Yesterday was a day of bouncing-off-the-walls, hooting-like-an-ape level of excitement in some small corners of the Internet as fans of the Mega Man Battle Network series celebrated something once thought to be as likely as the second coming of Christ — a remastered collection of all 10 titles to be released next year.
The announcement, first made during the most recent Nintendo Direct Mini, came as no surprise to us at Hard Drive as we predicted it almost a full year earlier. We’re not regularly referred to as the “Unparalleled Nostradamus of Gaming Journalism” for no reason. In fact, it’s kinda getting to our heads, and we’d prefer if you would all stop.
But this tremendous news poses a big question for the competitive community that arguably justifies the collection’s existence to begin with: will there be multiplayer? And will it eliminate the need for the current system? One that is mad fucked up and in no way user friendly to people that just wanna make their little robot guy in the Game Boy shoot lasers?
Shit man, I really hope so.
If you’re in the same sliver of an intersection as me in the Venn diagram of Really Really Into Battle Network and Doesn’t Know Dick All About Computers, we’re in a similar pickle here. The current method for competitive play consists of a tangled daisy chain of GBA emulators, some key ZIP folders, and some shit that connects players’ IPs? It’s a lot. You don’t have to be a genius, but you certainly need less rocks in your brain than me.
While it’s cool that the system allows “net battles” to literally take place over the Internet, it takes a great degree of finagling and is still far from perfect. It’s not uncommon for players with a less than stellar connection to be bounced out of every other match, which, by the way, are painstakingly set up by literally just DM’ing and pinging fellow server members. Most of which are probably strangers. It’s easier and less uncomfortable to set up a blind date.
That headache could finally end with the release of Mega Man Battle Network Legacy Collection if it implements a working online system that doesn’t take a college degree to figure out. Though that could finally put dedicated MMBN fans out of their misery, organizers in the competitive scene note that it could introduce some complications since everyone in the scene currently has stockholm syndrome.
“If multiplayer is implemented, we’ll have a divide,” said Salad, owner of the N1 Grand Prix Discord server, currently the most active hub for MMBN fans and competitors. “People would have to use their in-game saves VS the 100% completion saves we use in the N1GP. If you play on the collection, unless there was a way to easily access everything, it would be a very different game.”
“We just got rollback for most of the games using the Tango client recently, so it’s actually kind of hard to improve on the netcode quality from there,” Salad said. “Personally, I’d like to see it happen with people organically building their loadouts from what they have in-game. It would be interesting to see the metagame evolve, but as an RPG and card game it’s not very balanced to be on uneven terms.”

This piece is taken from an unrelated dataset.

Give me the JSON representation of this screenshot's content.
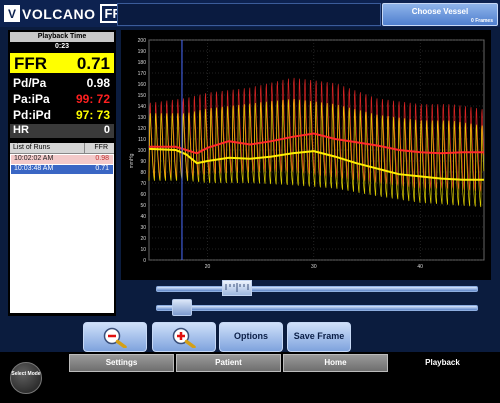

Salad went on to say that regardless of how player migration shakes out, it all means more limelight on this beloved series in the long run. Want to introduce your friends to the series without buying repro carts or installing emulators? Boom, here’s a Switch cartridge. Want to try and convince them for a second time that it’s not weird or complicated and is actually really fun when you get into the groove? Boom, here’s another Switch cartridge, don’t be so pushy this time.
All in all, whatever traffic comes to the competitive scene and fan community alike as a result of Legacy Collection — will be a “net” positive. Net as in the Internet, like on the computer. It’s from the game. You’ll see when you play it.